At Physorg , Lisa Zyga reports on a new origin of life theory, “RNA reactor could have served as a precursor of life” (July 11, 2011):
The biggest piece of support for RNA molecules as pre-life forms is that RNA can act as both genes (to store information) and enzymes (to catalyze chemical reactions). Like DNA, RNA is made up of a long chain of nucleotides. However, scientists do not know how a self-replicating RNA system could have arisen from a pool of random polynucleotides.
Some researchers have turned to natural selection among precursors to RNA replicators.
As described in previous research, RNA replicators can transmit information from one molecule to another so that the information survives even when the original carrier molecules have become degraded. Here, the researchers have investigated how RNA replicators may have arisen from simpler RNA reactors billions of years ago.
[ … ]
Most importantly, the computer simulations showed that the RNA reactor can perform weak replication based on information transmission by hybridization of the RNA strands. As the researchers explained, evidence of information transmission appears as an unexpected increase in the lifetime of certain sequences.
Now they hope to try it in the lab.
Question: If any of these origin of life these scenarios work, why isn’t life spontaneously generating all around us? The only answer so far encountered is that Darwinian natural selection would immensely favour the more complex, developed life forms, so no new ones could start.

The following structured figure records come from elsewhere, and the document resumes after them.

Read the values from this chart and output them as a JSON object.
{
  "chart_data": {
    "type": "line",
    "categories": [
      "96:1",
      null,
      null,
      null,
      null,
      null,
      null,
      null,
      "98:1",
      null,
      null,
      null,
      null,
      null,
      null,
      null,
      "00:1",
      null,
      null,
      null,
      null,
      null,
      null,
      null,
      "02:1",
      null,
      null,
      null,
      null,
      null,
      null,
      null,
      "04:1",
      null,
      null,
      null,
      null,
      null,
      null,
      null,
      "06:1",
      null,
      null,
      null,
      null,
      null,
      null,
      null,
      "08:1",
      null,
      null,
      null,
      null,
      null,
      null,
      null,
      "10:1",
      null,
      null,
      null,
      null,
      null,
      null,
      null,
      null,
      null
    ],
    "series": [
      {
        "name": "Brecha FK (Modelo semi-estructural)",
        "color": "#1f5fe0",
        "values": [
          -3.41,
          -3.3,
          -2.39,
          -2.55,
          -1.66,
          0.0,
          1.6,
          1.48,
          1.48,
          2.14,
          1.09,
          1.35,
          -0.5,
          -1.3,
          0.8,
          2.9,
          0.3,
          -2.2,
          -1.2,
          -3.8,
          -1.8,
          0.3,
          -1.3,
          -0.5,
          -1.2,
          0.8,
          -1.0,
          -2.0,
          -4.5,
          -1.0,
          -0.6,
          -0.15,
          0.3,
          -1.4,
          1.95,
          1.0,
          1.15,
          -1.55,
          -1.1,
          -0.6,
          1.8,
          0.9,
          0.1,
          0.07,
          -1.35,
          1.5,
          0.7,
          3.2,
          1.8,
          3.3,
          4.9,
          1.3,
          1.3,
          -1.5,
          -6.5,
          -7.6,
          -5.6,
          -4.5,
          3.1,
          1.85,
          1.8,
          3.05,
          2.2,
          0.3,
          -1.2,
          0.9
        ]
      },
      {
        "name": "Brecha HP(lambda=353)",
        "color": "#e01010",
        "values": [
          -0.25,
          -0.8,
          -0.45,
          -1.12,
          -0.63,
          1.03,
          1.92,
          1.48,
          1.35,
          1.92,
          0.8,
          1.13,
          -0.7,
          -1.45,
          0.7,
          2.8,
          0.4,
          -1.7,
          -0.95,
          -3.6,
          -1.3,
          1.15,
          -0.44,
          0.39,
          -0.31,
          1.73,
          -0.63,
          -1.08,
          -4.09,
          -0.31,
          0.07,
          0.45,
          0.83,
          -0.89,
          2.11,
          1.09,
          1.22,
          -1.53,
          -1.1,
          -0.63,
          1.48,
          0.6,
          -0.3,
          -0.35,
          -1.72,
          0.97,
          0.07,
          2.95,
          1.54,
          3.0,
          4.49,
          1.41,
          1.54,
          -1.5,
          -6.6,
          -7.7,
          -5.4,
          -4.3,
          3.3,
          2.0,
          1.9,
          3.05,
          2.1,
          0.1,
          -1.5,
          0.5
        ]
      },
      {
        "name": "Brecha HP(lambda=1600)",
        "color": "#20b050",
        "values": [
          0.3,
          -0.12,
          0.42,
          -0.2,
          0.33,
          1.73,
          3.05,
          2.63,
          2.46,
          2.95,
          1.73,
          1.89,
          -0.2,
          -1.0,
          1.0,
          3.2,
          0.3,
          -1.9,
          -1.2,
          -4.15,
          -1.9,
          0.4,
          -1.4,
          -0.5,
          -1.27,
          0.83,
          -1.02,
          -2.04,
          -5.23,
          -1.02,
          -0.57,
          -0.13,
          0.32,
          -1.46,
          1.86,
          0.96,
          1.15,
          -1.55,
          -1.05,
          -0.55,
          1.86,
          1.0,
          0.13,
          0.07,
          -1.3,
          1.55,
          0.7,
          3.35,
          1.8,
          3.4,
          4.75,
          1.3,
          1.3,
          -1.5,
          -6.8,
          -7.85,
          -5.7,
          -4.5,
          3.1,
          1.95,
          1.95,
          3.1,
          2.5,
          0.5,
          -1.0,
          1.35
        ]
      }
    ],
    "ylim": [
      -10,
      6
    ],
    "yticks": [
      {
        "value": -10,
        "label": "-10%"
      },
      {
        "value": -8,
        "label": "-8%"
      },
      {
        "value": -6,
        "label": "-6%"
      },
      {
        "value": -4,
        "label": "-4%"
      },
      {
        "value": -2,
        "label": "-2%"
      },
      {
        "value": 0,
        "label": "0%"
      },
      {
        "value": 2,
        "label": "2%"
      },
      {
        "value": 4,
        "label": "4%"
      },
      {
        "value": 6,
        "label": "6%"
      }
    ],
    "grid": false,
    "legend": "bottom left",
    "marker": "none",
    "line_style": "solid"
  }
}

But that’s not very convincing. Darwinian natural selection does not necessarily favour the more complex over the less complex – humans and horses over bacteria and viruses, for example. It’s not that we seldom see it. We don’t see it at all.
Another response is that the conditions on Earth are no longer right. Okay, so they are favourable to the preservation of life but not to its origin. In that case, we should see many failed attempts at origin. Do we?
Zyga informs us that “Nobody knows quite how life originated on Earth, but most scientists agree that living cells did not abruptly appear from nonliving cells in a single step.”
Here’s a thought: If after all this time, “most scientists” (scratch that, all scientists) have produced only a mass of conflicting theories, maybe we shouldformulate a new principle:
When what “most scientists agree” on produces no progress, most scientists are probably wrong at a basic level.